DKI Jakarta (ANTARA) – Harga oli kendaraan dilaporkan mengalami kenaikan pada beberapa area di beberapa waktu terakhir. Di sedang situasi tersebut, konsumen diimbau tambahan teliti pada waktu membeli pelumas sebab peredaran oli palsu memiliki kemungkinan meningkat seiring naiknya biaya barang asli.
Sejumlah pemilik bengkel kemudian pelaku perniagaan suku cadang menyampaikan kenaikan nilai tukar oli dipengaruhi oleh meningkatnya biaya produksi pelumas, kenaikan harga jual komponen baku (base oil dan aditif), menguatnya dolar Amerika Serikat, dan juga meningkatnya biaya distribusi juga logistik. Faktor-faktor yang dimaksud menciptakan produsen melakukan penyesuaian nilai jual di dalam pasaran.
Di sisi lain, kenaikan nilai minyak mentah globus juga memberikan dampak terhadap bidang pelumas. Sebab, sebagian besar materi baku oli berasal dari hasil pengolahan minyak bumi. Ketika tarif minyak mentah kemudian biaya impor meningkat, biaya produksi pelumas terlibat terdongkrak sehingga produsen menyesuaikan biaya produk.
Kondisi yang dimaksud menghasilkan konsumen penting lebih tinggi waspada terhadap peredaran oli palsu yang digunakan dijual dengan tarif jarak jauh lebih besar ekonomis dari nilai tukar pasaran.
Oli palsu dapat menurunkan kemampuan pelumasan mesin sehingga berisiko menyebabkan keausan komponen, mesin cepat panas, hingga memperpendek usia mesin kendaraan. Dalam jangka panjang, pengaplikasian oli palsu juga dapat meningkatkan biaya perbaikan kendaraan.
Baca juga: Ini cara sindikat di Kembangan Jakbar produksi oli palsu
Berikut beberapa ciri oli palsu yang dimaksud wajib diwaspadai, merangkum dari berubah-ubah sumber kompeten:
1. Kemasan terlihat tak rapi
Oli asli umumnya mempunyai botol berkualitas baik, segel masih utuh, tutup rapat, dan juga label dengan warna juga tulisan yang dimaksud jelas. Sebaliknya, oli palsu kerap menggunakan kemasan dengan hasil cetak buram, warna pudar, atau segel yang tampak pernah dibuka.
2. Kode produksi lalu nomor batch tiada jelas
Setiap oli asli biasanya miliki kode produksi serta nomor batch yang mana tercetak rapi juga sederhana dibaca. Jika kode tampak buram, simpel terhapus, atau tidaklah sesuai dengan informasi produk, konsumen sebaiknya tidak ada membeli komoditas tersebut.

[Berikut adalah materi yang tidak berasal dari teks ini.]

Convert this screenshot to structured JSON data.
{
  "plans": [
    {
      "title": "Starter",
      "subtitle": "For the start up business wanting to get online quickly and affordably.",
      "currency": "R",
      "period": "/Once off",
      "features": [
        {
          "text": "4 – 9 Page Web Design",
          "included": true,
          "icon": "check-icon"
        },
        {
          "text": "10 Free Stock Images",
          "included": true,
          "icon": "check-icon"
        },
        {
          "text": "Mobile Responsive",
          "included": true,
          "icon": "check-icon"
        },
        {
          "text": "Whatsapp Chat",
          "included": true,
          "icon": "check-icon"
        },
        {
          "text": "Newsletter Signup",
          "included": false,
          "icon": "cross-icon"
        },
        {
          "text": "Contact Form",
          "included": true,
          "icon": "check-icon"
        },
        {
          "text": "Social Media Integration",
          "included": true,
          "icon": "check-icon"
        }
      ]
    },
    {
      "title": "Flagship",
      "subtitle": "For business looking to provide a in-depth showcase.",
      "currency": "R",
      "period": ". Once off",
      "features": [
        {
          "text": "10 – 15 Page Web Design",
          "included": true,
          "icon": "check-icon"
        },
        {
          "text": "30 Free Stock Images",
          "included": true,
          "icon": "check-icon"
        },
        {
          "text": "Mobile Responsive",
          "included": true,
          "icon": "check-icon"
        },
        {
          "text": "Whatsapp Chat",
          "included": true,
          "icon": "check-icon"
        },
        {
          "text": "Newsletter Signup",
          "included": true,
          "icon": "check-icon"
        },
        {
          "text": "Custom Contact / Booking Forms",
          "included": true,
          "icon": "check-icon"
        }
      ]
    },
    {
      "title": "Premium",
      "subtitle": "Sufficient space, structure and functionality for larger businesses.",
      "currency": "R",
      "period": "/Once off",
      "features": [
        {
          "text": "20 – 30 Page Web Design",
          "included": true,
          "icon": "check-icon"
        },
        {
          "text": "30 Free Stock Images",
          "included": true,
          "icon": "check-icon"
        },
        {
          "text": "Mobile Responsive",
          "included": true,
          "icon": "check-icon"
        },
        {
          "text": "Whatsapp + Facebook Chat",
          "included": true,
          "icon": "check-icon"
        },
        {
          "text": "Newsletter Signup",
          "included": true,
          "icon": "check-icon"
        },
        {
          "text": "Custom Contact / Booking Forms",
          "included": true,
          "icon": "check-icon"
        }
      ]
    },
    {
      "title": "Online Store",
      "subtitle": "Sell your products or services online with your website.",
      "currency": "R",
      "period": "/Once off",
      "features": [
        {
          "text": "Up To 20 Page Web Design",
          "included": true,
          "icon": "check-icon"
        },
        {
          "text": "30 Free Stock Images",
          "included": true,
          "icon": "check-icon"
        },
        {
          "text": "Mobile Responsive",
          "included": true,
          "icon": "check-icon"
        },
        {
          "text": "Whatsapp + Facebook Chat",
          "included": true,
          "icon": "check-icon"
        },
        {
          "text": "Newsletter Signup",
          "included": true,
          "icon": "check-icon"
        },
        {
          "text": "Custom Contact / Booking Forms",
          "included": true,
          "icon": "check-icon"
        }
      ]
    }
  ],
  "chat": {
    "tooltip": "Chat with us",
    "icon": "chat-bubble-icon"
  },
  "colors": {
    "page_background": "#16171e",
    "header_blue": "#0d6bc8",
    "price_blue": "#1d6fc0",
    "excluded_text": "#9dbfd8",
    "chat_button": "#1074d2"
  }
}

3. Warna juga tekstur oli bukan normal
Oli asli mempunyai warna yang tersebut jernih sesuai jenisnya, tekstur homogen, dan juga tiada mengandung endapan. Sementara itu, oli palsu terkadang tampak keruh, terlalu encer atau terlalu kental, juga memiliki kotoran atau endapan.
4. Memiliki bau yang tersebut bukan wajar
Oli palsu dapat mengeluarkan aroma yang mana lebih besar menyengat atau berbeda dari karakteristik pelumas asli lantaran menggunakan materi baku yang dimaksud tak sesuai standar.
5. Harga terpencil dalam bawah pasaran
Konsumen patut curiga apabila menemukan oli dijual dengan biaya yang dimaksud terpencil tambahan ekonomis dibandingkan nilai tukar resmi di dalam bengkel atau distributor terpercaya. Harga yang tersebut terlalu rendah dapat berubah jadi indikasi komoditas palsu atau bukan memenuhi standar.
Untuk mencegah risiko tersebut, warga disarankan membeli oli di bengkel resmi, toko suku cadang terpercaya, atau distributor resmi.
Selain itu, pastikan oli yang mana dipilih sesuai dengan spesifikasi kendaraan, satu di antaranya tingkat kekentalan atau Society of Automotive Engineers (SAE) lalu standar mutu seperti American Petroleum Institute (API) maupun Japanese Automotive Standards Organization (JASO) agar performa mesin permanen terjaga.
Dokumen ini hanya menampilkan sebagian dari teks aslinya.